La tensión entre Israel y Hamas se intensifica, con la posibilidad de un nuevo conflicto armado a la vista. Según un informe del Wall Street Journal, el ejército israelí ha elaborado planes para una nueva operación terrestre en Gaza, mientras que Hamas se niega a cumplir con uno de los requisitos fundamentales del plan de paz propuesto por el presidente Donald Trump: el desarme completo. Esta negativa refleja un estancamiento crítico que podría poner fin al alto el fuego vigente desde octubre, abriendo la puerta a más violencia en la región.
En la actualidad, Gaza se encuentra dividida aproximadamente en partes iguales entre las Fuerzas de Defensa de Israel y Hamas, como parte de un acuerdo temporal establecido en la primera fase del plan de paz de 20 puntos de Trump. La segunda fase contempla que Hamas renuncie al control gubernamental y entregue sus armas, lo que permitiría a Israel retirarse a una zona de seguridad más reducida e introducir una fuerza internacional de estabilización. Sin embargo, el progreso se ha detenido completamente en torno a la cuestión del armamento.
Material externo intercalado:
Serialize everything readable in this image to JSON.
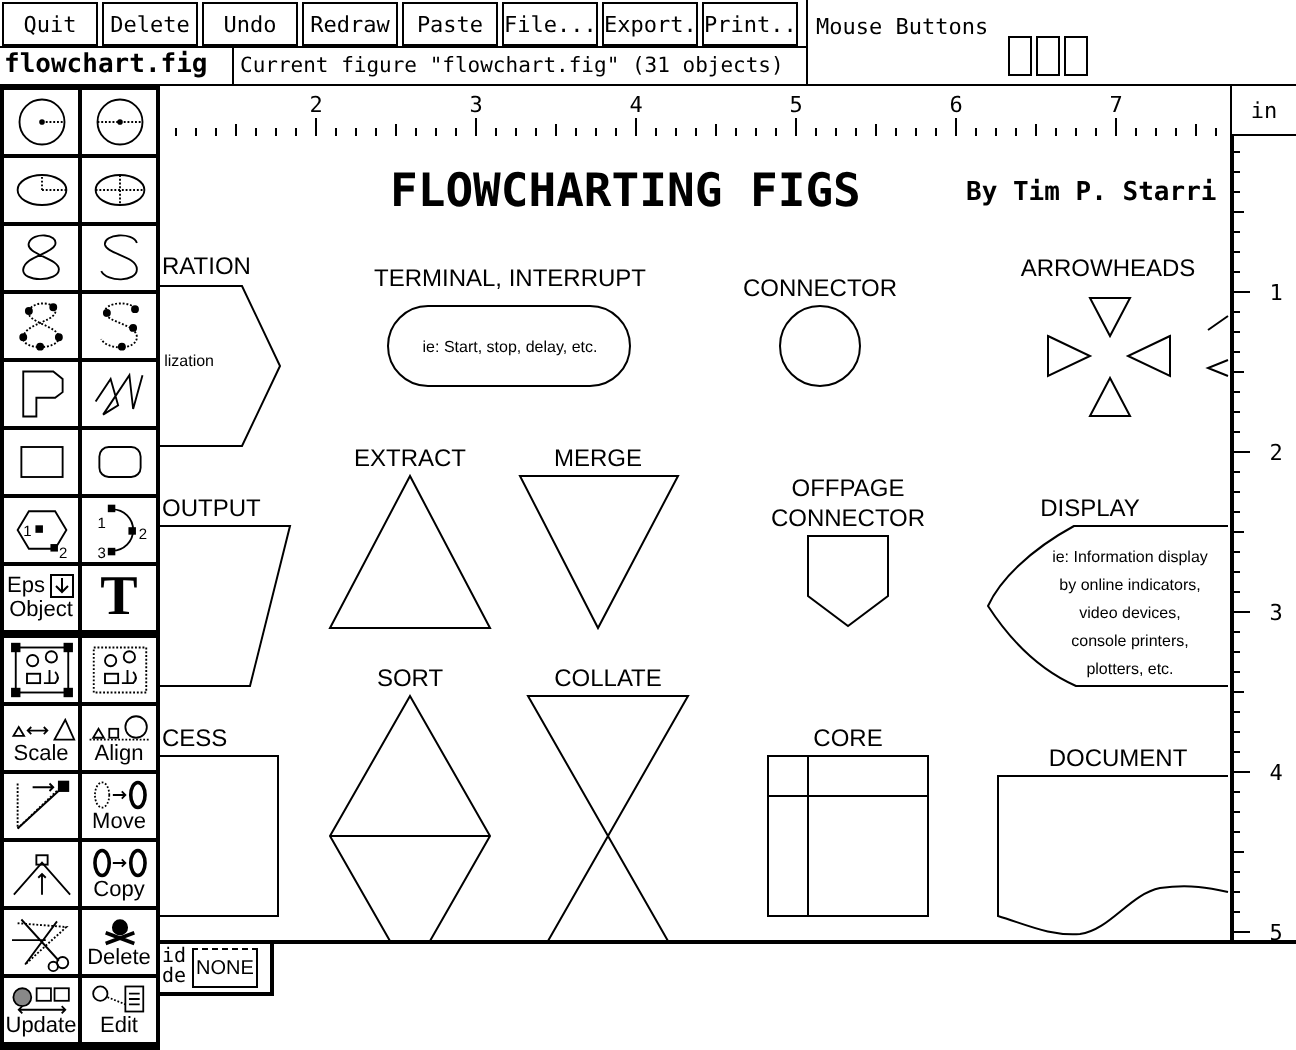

Reforzando capacidades militares
En lugar de desarmarse, Hamas ha utilizado el periodo de alto el fuego para reconstruir sus capacidades militares, según informan funcionarios árabes e israelíes. El grupo está restaurando parte de su infraestructura de túneles dañada, nombrando nuevos comandantes y reabasteciendo sus recursos financieros. Las fuentes citan el acceso a dinero almacenado en túneles, impuestos sobre bienes y servicios en Gaza y una afluencia de fondos provenientes de Irán como claves para este resurgimiento económico.
Este flujo financiero renovado ha permitido a Hamas reanudar el pago regular a sus aproximadamente 20,000 combatientes, impulsando así sus esfuerzos de reclutamiento. “Hamas se está centrando en reconstruir las capacidades militares perdidas durante la guerra”, reportó el Journal. Estas actividades contravienen directamente tanto el acuerdo de alto el fuego como los términos del plan de paz estadounidense, que exigen el desarme del grupo.
Ante esta situación, Israel también está tomando precauciones. El jefe del Estado Mayor israelí, Eyal Zamir, afirmó en noviembre que Israel “debe estar preparado para transitar rápidamente hacia un ataque amplio al otro lado de la línea amarilla”, refiriéndose al territorio controlado por Hamas. Un funcionario israelí indicó que si Hamas no entrega voluntariamente sus armas, Israel lo obligará a hacerlo.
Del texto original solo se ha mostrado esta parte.